Whatever the situation is warranting your thought process, you do need to talk it out with an accredited professional, because quite frankly your concern is above any of our (at Ask Aunt B’s) ability to talk you through. Yours is one that you do need help with, and if you need any help at all with that just let us know and we will help you find it. Please don’t think of this reply as scolding you or making you feel badly about yourself. I am sure that with a little guidance you can overcome this, and you will be back to living your life as intended.

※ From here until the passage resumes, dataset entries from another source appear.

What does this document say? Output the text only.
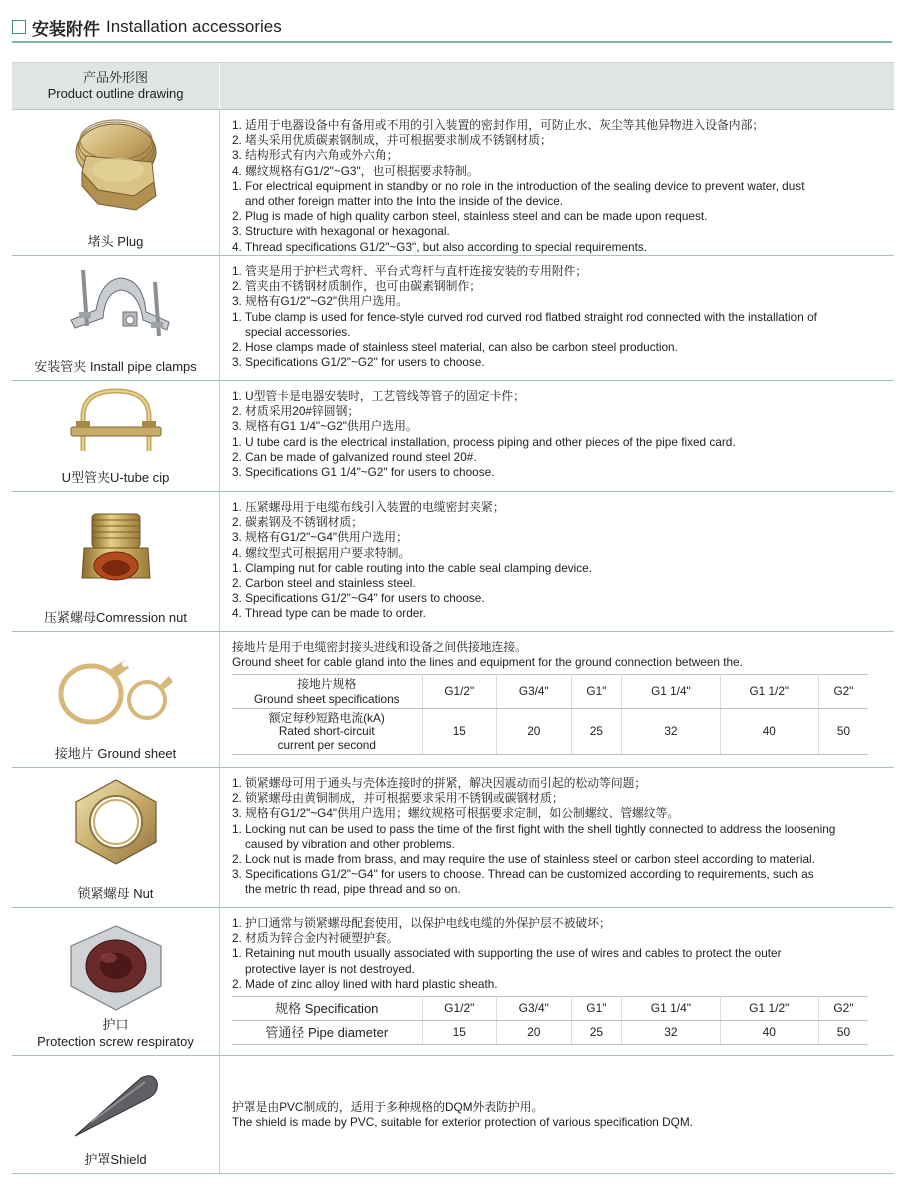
安装附件 Installation accessories
产品外形图
Product outline drawing
堵头 Plug
1. 适用于电器设备中有备用或不用的引入装置的密封作用，可防止水、灰尘等其他异物进入设备内部；
2. 堵头采用优质碳素钢制成，并可根据要求制成不锈钢材质；
3. 结构形式有内六角或外六角；
4. 螺纹规格有G1/2"~G3"，也可根据要求特制。
1. For electrical equipment in standby or no role in the introduction of the sealing device to prevent water, dust
and other foreign matter into the Into the inside of the device.
2. Plug is made of high quality carbon steel, stainless steel and can be made upon request.
3. Structure with hexagonal or hexagonal.
4. Thread specifications G1/2"~G3", but also according to special requirements.
安装管夹 Install pipe clamps
1. 管夹是用于护栏式弯杆、平台式弯杆与直杆连接安装的专用附件；
2. 管夹由不锈钢材质制作，也可由碳素钢制作；
3. 规格有G1/2"~G2"供用户选用。
1. Tube clamp is used for fence-style curved rod curved rod flatbed straight rod connected with the installation of
special accessories.
2. Hose clamps made of stainless steel material, can also be carbon steel production.
3. Specifications G1/2"~G2" for users to choose.
U型管夹U-tube cip
1. U型管卡是电器安装时，工艺管线等管子的固定卡件；
2. 材质采用20#锌圆钢；
3. 规格有G1 1/4"~G2"供用户选用。
1. U tube card is the electrical installation, process piping and other pieces of the pipe fixed card.
2. Can be made of galvanized round steel 20#.
3. Specifications G1 1/4"~G2" for users to choose.
压紧螺母Comression nut
1. 压紧螺母用于电缆布线引入装置的电缆密封夹紧；
2. 碳素钢及不锈钢材质；
3. 规格有G1/2"~G4"供用户选用；
4. 螺纹型式可根据用户要求特制。
1. Clamping nut for cable routing into the cable seal clamping device.
2. Carbon steel and stainless steel.
3. Specifications G1/2"~G4" for users to choose.
4. Thread type can be made to order.
接地片 Ground sheet
接地片是用于电缆密封接头进线和设备之间供接地连接。
Ground sheet for cable gland into the lines and equipment for the ground connection between the.
接地片规格
Ground sheet specifications	G1/2"	G3/4"	G1"	G1 1/4"	G1 1/2"	G2"

额定每秒短路电流(kA)
Rated short-circuit
current per second	15	20	25	32	40	50
锁紧螺母 Nut
1. 锁紧螺母可用于通头与壳体连接时的拼紧，解决因震动而引起的松动等问题；
2. 锁紧螺母由黄铜制成，并可根据要求采用不锈钢或碳钢材质；
3. 规格有G1/2"~G4"供用户选用；螺纹规格可根据要求定制，如公制螺纹、管螺纹等。
1. Locking nut can be used to pass the time of the first fight with the shell tightly connected to address the loosening
caused by vibration and other problems.
2. Lock nut is made from brass, and may require the use of stainless steel or carbon steel according to material.
3. Specifications G1/2"~G4" for users to choose. Thread can be customized according to requirements, such as
the metric th read, pipe thread and so on.
护口
Protection screw respiratoy
1. 护口通常与锁紧螺母配套使用，以保护电线电缆的外保护层不被破坏；
2. 材质为锌合金内衬硬塑护套。
1. Retaining nut mouth usually associated with supporting the use of wires and cables to protect the outer
protective layer is not destroyed.
2. Made of zinc alloy lined with hard plastic sheath.
规格 Specification	G1/2"	G3/4"	G1"	G1 1/4"	G1 1/2"	G2"
管通径 Pipe diameter	15	20	25	32	40	50
护罩Shield
护罩是由PVC制成的，适用于多种规格的DQM外表防护用。
The shield is made by PVC, suitable for exterior protection of various specification DQM.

Take care of yourself, and let us know if you need help.

~Xmichra.






Dear Friend,

You are feeling a role similar to the Father and this is why you are feeling all these things. So, that may be/feel like you want her. You've been taking care of her, haven't you? Now, I know you don't want your Mom to be sad or lonely or even to feel unwanted but you've got to remember you are her son. You are loved by your Mother but not in that way, as in man and wife. To get your mind out of these thoughts, you should get involved with other kids your age. Maybe join some Clubs, after school activities and these feelings will hopefully dissipate.

Know that you will still be there for your Mom, as a son, not a lover. If you decide to do this and go with your emotions right now, your Mom may become more depressed as this will be upsetting because it's not a normal or healthy relationship between a Mother and her son.

Your helpful thoughts, concerning your Mom are good ones but your idea as to how to make her feel better are all wrong. Your role is that of a son, a good and loving, caring, thoughtful son. I see that you are all these things just don't mix up your emotions.

Go to your Guidance Counselor and tell them you need to speak with a Counselor concerning your Mom and Dad's divorce. Then, tell them about these feelings.